We then allowed the petitioner to reopen his case finding the trial court abused its discretion in denying the relief sought.
[¶19.] On the issue of estoppel one authority has stated:
"As a general thing not only must a party claiming an estoppel have believed and relied upon the words or conduct of the other party, but also he must have been thereby induced to act, or to refrain from acting, in such a manner and to such an extent as to change his position or status from that which he would otherwise have occupied. * * *" (Emphasis added.) 28 Am.Jur.2d Estoppel and Waiver § 77, pp. 712-713 (1966)
Further, § 60 of the same authority provides:
"Ordinarily, no estoppel arises from the mere acceptance of benefits by a person in the absence of full knowledge of the facts and his rights. Thus, estoppel does not ordinarily arise from the acceptance of benefits when such acceptance is induced by excusable ignorance or mistake as to the facts involved. * * *" p. 682.
[¶20.] In this case we have already found there was a mistake made in the employer's accident report regarding appellee's status as a "sales clerk." This classification was inaccurate. Furthermore, the evidence indicates that Mini Mart management was instrumental in helping appellee's mother file the accident report and subsequent claim. Relying upon such report, the worker's compensation division awarded benefits to appellee. There is no indication that Mini Mart detrimentally relied on any position taken by appellee, or was induced to act or misled by appellee's actions. Rather, it appears that Mini Mart induced appellee to file for worker's compensation benefits since they assisted her mother in filing the requisite forms.
[¶21.] We agree with the trial court's conclusion when it stated:
"Consequently, Mini Mart's estoppel argument must fail for two reasons. First, Mini Mart has failed to carry its burden of proving the requisite elements of reliance, change of position, detriment and damage. (See 28 Am.Jur.2d Estoppel and Waiver, § 146). Second, in the opinion of the undersigned, the instant case falls within the limitation explained in 28 Am.Jur.2d § 60 (supra). Likewise, Mini Mart's reliance on the doctrine of laches is misplaced as generally, `delay alone is not regarded as constituting laches, but only delay which places another at a disadvantage.' (28 Am.Jur.2d Estoppel and Waiver, § 2)."
[¶22.] In the case of Alco of Wyoming v.
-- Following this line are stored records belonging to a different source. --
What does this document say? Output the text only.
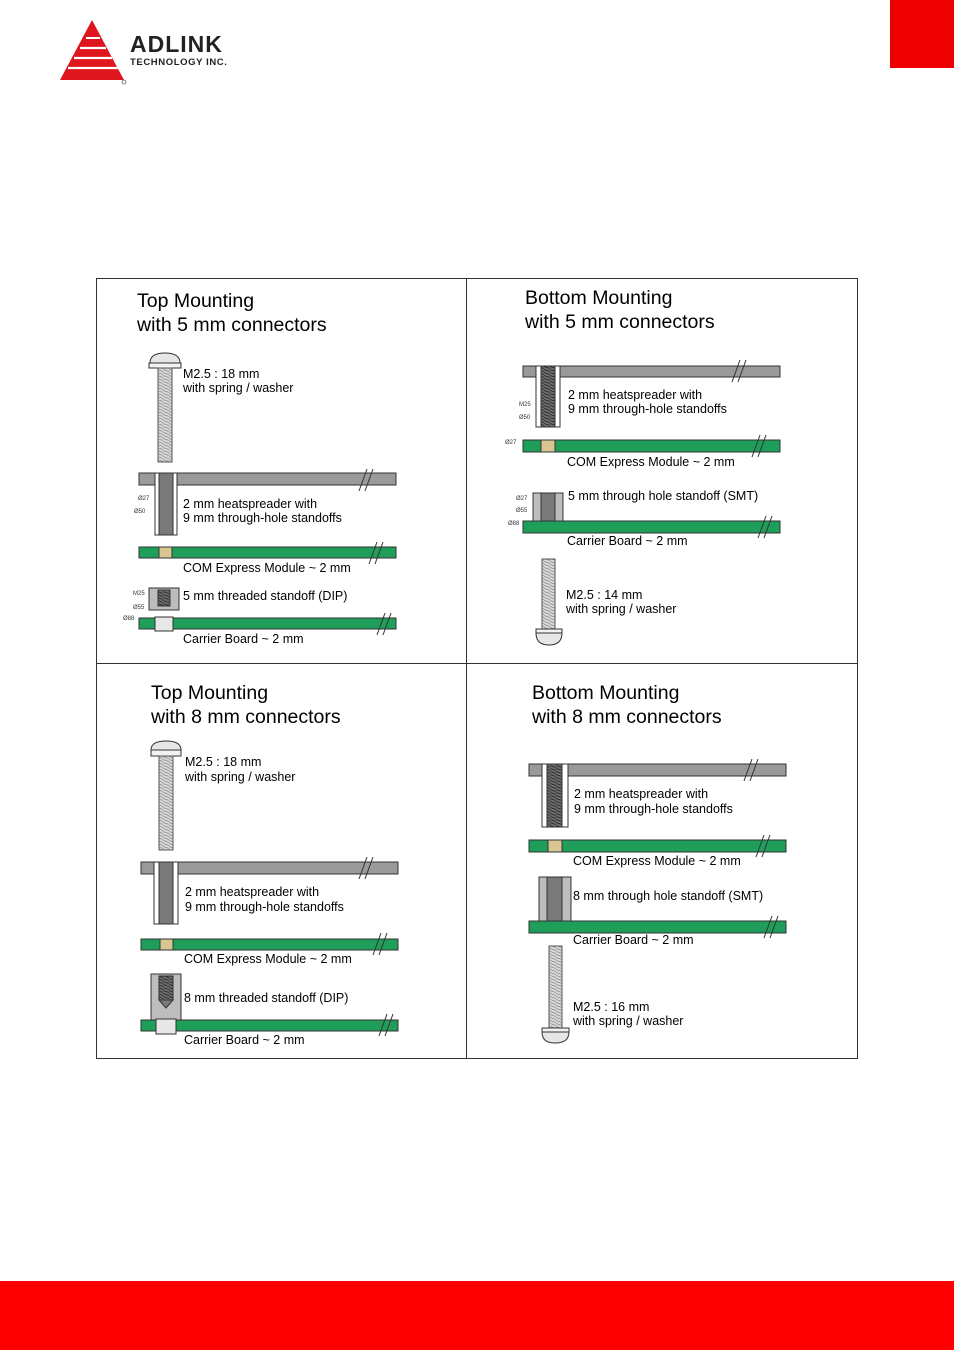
ADLINK
TECHNOLOGY INC.
Top Mounting
with 5 mm connectors
M2.5 : 18 mm
with spring / washer
2 mm heatspreader with
9 mm through-hole standoffs
COM Express Module ~ 2 mm
5 mm threaded standoff (DIP)
Carrier Board ~ 2 mm
Ø27
Ø50
M25
Ø55
Ø88
Bottom Mounting
with 5 mm connectors
2 mm heatspreader with
9 mm through-hole standoffs
COM Express Module ~ 2 mm
5 mm through hole standoff (SMT)
Carrier Board ~ 2 mm
M2.5 : 14 mm
with spring / washer
M25
Ø50
Ø27
Ø27
Ø55
Ø88
Top Mounting
with 8 mm connectors
M2.5 : 18 mm
with spring / washer
2 mm heatspreader with
9 mm through-hole standoffs
COM Express Module ~ 2 mm
8 mm threaded standoff (DIP)
Carrier Board ~ 2 mm
Bottom Mounting
with 8 mm connectors
2 mm heatspreader with
9 mm through-hole standoffs
COM Express Module ~ 2 mm
8 mm through hole standoff (SMT)
Carrier Board ~ 2 mm
M2.5 : 16 mm
with spring / washer
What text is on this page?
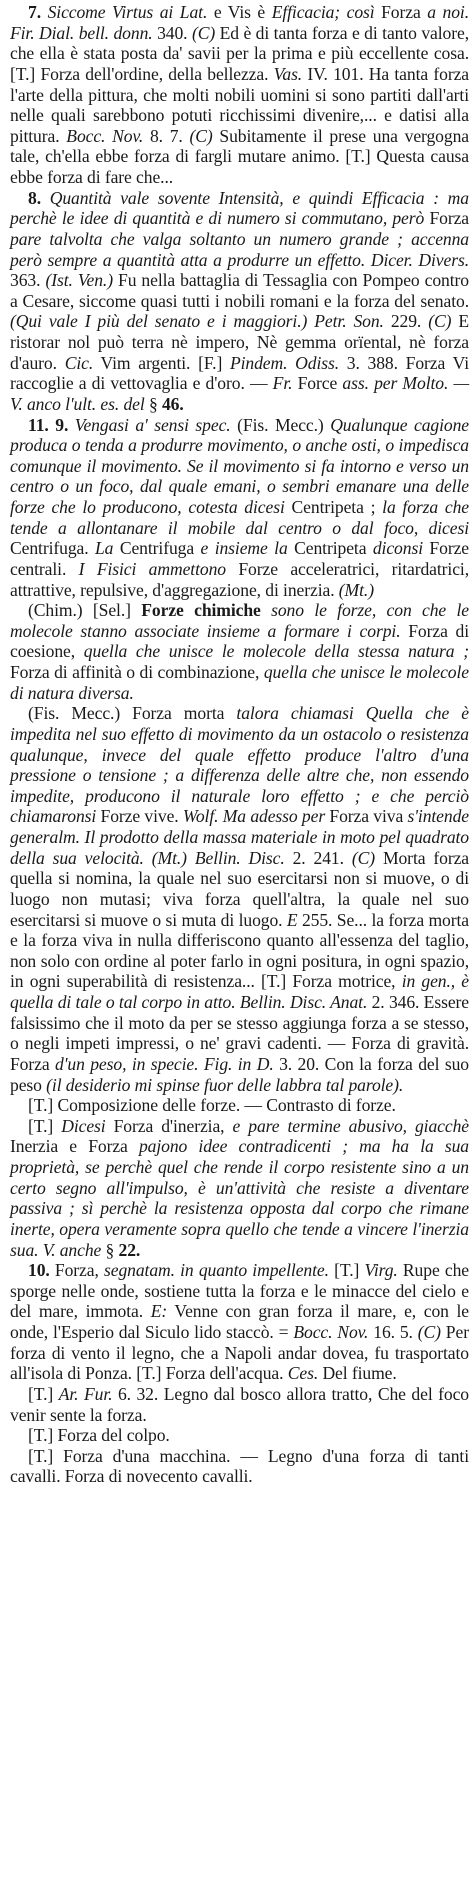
7. Siccome Virtus ai Lat. e Vis è Efficacia; così Forza a noi. Fir. Dial. bell. donn. 340. (C) Ed è di tanta forza e di tanto valore, che ella è stata posta da' savii per la prima e più eccellente cosa. [T.] Forza dell'ordine, della bellezza. Vas. IV. 101. Ha tanta forza l'arte della pittura, che molti nobili uomini si sono partiti dall'arti nelle quali sarebbono potuti ricchissimi divenire,... e datisi alla pittura. Bocc. Nov. 8. 7. (C) Subitamente il prese una vergogna tale, ch'ella ebbe forza di fargli mutare animo. [T.] Questa causa ebbe forza di fare che...

8. Quantità vale sovente Intensità, e quindi Efficacia : ma perchè le idee di quantità e di numero si commutano, però Forza pare talvolta che valga soltanto un numero grande ; accenna però sempre a quantità atta a produrre un effetto. Dicer. Divers. 363. (Ist. Ven.) Fu nella battaglia di Tessaglia con Pompeo contro a Cesare, siccome quasi tutti i nobili romani e la forza del senato. (Qui vale I più del senato e i maggiori.) Petr. Son. 229. (C) E ristorar nol può terra nè impero, Nè gemma orïental, nè forza d'auro. Cic. Vim argenti. [F.] Pindem. Odiss. 3. 388. Forza Vi raccoglie a di vettovaglia e d'oro. — Fr. Force ass. per Molto. — V. anco l'ult. es. del § 46.

11. 9. Vengasi a' sensi spec. (Fis. Mecc.) Qualunque cagione produca o tenda a produrre movimento, o anche osti, o impedisca comunque il movimento. Se il movimento si fa intorno e verso un centro o un foco, dal quale emani, o sembri emanare una delle forze che lo producono, cotesta dicesi Centripeta ; la forza che tende a allontanare il mobile dal centro o dal foco, dicesi Centrifuga. La Centrifuga e insieme la Centripeta diconsi Forze centrali. I Fisici ammettono Forze acceleratrici, ritardatrici, attrattive, repulsive, d'aggregazione, di inerzia. (Mt.)

(Chim.) [Sel.] Forze chimiche sono le forze, con che le molecole stanno associate insieme a formare i corpi. Forza di coesione, quella che unisce le molecole della stessa natura ; Forza di affinità o di combinazione, quella che unisce le molecole di natura diversa.

(Fis. Mecc.) Forza morta talora chiamasi Quella che è impedita nel suo effetto di movimento da un ostacolo o resistenza qualunque, invece del quale effetto produce l'altro d'una pressione o tensione ; a differenza delle altre che, non essendo impedite, producono il naturale loro effetto ; e che perciò chiamaronsi Forze vive. Wolf. Ma adesso per Forza viva s'intende generalm. Il prodotto della massa materiale in moto pel quadrato della sua velocità. (Mt.) Bellin. Disc. 2. 241. (C) Morta forza quella si nomina, la quale nel suo esercitarsi non si muove, o di luogo non mutasi; viva forza quell'altra, la quale nel suo esercitarsi si muove o si muta di luogo. E 255. Se... la forza morta e la forza viva in nulla differiscono quanto all'essenza del taglio, non solo con ordine al poter farlo in ogni positura, in ogni spazio, in ogni superabilità di resistenza... [T.] Forza motrice, in gen., è quella di tale o tal corpo in atto. Bellin. Disc. Anat. 2. 346. Essere falsissimo che il moto da per se stesso aggiunga forza a se stesso, o negli impeti impressi, o ne' gravi cadenti. — Forza di gravità. Forza d'un peso, in specie. Fig. in D. 3. 20. Con la forza del suo peso (il desiderio mi spinse fuor delle labbra tal parole).

[T.] Composizione delle forze. — Contrasto di forze.

[T.] Dicesi Forza d'inerzia, e pare termine abusivo, giacchè Inerzia e Forza pajono idee contradicenti ; ma ha la sua proprietà, se perchè quel che rende il corpo resistente sino a un certo segno all'impulso, è un'attività che resiste a diventare passiva ; sì perchè la resistenza opposta dal corpo che rimane inerte, opera veramente sopra quello che tende a vincere l'inerzia sua. V. anche § 22.

10. Forza, segnatam. in quanto impellente. [T.] Virg. Rupe che sporge nelle onde, sostiene tutta la forza e le minacce del cielo e del mare, immota. E: Venne con gran forza il mare, e, con le onde, l'Esperio dal Siculo lido staccò. = Bocc. Nov. 16. 5. (C) Per forza di vento il legno, che a Napoli andar dovea, fu trasportato all'isola di Ponza. [T.] Forza dell'acqua. Ces. Del fiume.

[T.] Ar. Fur. 6. 32. Legno dal bosco allora tratto, Che del foco venir sente la forza.

[T.] Forza del colpo.

[T.] Forza d'una macchina. — Legno d'una forza di tanti cavalli. Forza di novecento cavalli.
Baker, Wyo., 651 P.2d 266 (1982), two clerical employees were injured in a car accident while driving home from a company picnic. Testimony indicated the two employees had run various errands for the company in the past. The trial court found the employees were covered by worker's compensation. We reversed, finding the employees' activities were not sufficient to consider their occupation extrahazardous:
"* * * If we accept appellees' contention that these activities subjected them to the hazards of the business, then any clerical worker who takes a trip in his car to the post office or who runs an errand using a car would be entitled to coverage under the Worker's Compensation Act, provided the business itself was in some way extrahazardous. These statutes are to be given a liberal construction, but not so liberal a construction that they extend the intended coverage.
"`* * * The courts are not free under the guise of construction to extend the beneficent purpose of the law to injuries that do not reasonably fall within the reach of the language used. * * *' In re Hardison, Wyo., 429 P.2d 320, 322 (1967)." Id., at 268.
[¶23.] In sum, we find no abuse of discretion in the court decision granting appellee relief from worker's compensation orders and terminating her benefits. We agree that there was a mistake made classifying appellee as a "sales clerk." There is no abuse of discretion unless a court acts in a manner exceeding the bounds of reason under the circumstances. To decide this, we must determine whether the court could conclude as it did, or whether, under the circumstances, the court committed an error of law. Martinez v. State, Wyo., 611 P.2d 831 (1980).
[¶24.] We find no abuse of discretion here.